One of the hardest things I have ever done is to tell my children that I was going to get a hotel room this week.  It has nothing to do with them and certainly nothing to do with my beautiful granddaughters. I would spend every possible minute with them.  But I have realized that I have to take care of myself too or I won’t be any good to anyone.  What I need right now, on this last week before I head to Africa, is some time to myself where I can go through my things once again and do a last packing. I need to have a place to spread out all my stuff and pack up the few things that I have with me that are staying in the States while organizing and purchasing enough supplies for my classroom and my personal life (shampoo, mosquito net, etc) that will last me until I get back to the States during the holidays.  Unfortunately, I can’t do that with my beautiful children and grandchildren around because I love them so much I just want to focus on them when I am with them.  I need a few days to focus on myself to get all those last minute things done.

So I have been stressing all week until I came clean and admitted to my children what I need.  As I would expect from them, they are wonderful and they understand.  Why did I ever think they wouldn’t? I really have the most amazing children ever. Telling them gave me the perspective shift that I don’t always have to fix everything for them, that I can rely on them to help me also.

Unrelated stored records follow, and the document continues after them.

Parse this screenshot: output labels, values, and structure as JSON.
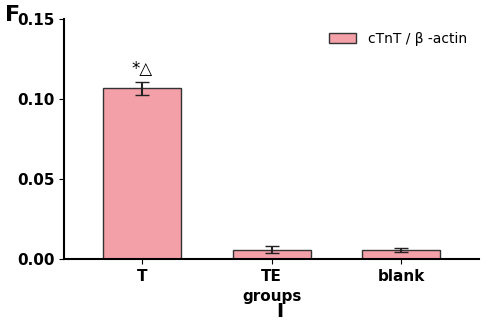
{
  "chart_data": {
    "type": "bar",
    "x_label": "groups",
    "categories": [
      "T",
      "TE",
      "blank"
    ],
    "series": [
      {
        "name": "cTnT / β -actin",
        "color": "#f4a0a8",
        "values": [
          0.107,
          0.006,
          0.006
        ],
        "errors": [
          0.004,
          0.002,
          0.0012
        ]
      }
    ],
    "annotations": [
      {
        "text": "*△",
        "category": "T"
      }
    ],
    "panel_labels": [
      "F",
      "I"
    ],
    "ylim": [
      0,
      0.15
    ],
    "yticks": [
      {
        "value": 0,
        "label": "0.00"
      },
      {
        "value": 0.05,
        "label": "0.05"
      },
      {
        "value": 0.1,
        "label": "0.10"
      },
      {
        "value": 0.15,
        "label": "0.15"
      }
    ],
    "legend": "upper right",
    "grid": false
  }
}
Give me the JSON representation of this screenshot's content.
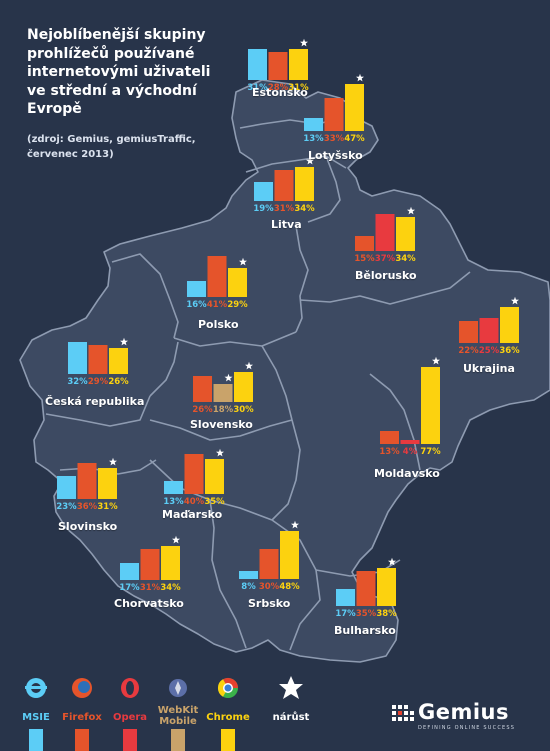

It made me realize that I can tell them about being scared and unsure of myself as I embark on this journey.  I can tell them how much I am going to miss them and how worried I am to be leaving them.

The truth is I wonder if I have made the right choice and whether I have what it takes to do the job I am being asked to do. Do I have what it takes to live in a place that is so different from everything I have ever known?  Am I a good enough teacher to teach math in a place where many of my students don’t speak English while I speak no Amharic? Will I have the courage to explore this new country I am going to or will I stay in the safety of the school area I will teach in?

My perspective right now is being colored by my fears and insecurities about where my life is heading in the next year.  I need my family and friends to help me with that perspective shift, this week more than any other. The closer the time comes for leaving the more excited I get and at the same time, the more insecure I get.  I think that is probably a very normal and human reaction.  I just have to breathe, stay present, and be aware and remember to keep communicating to keep a good grasp on true reality not just the reality colored by my experiences and emotions. It really is a matter of perspective.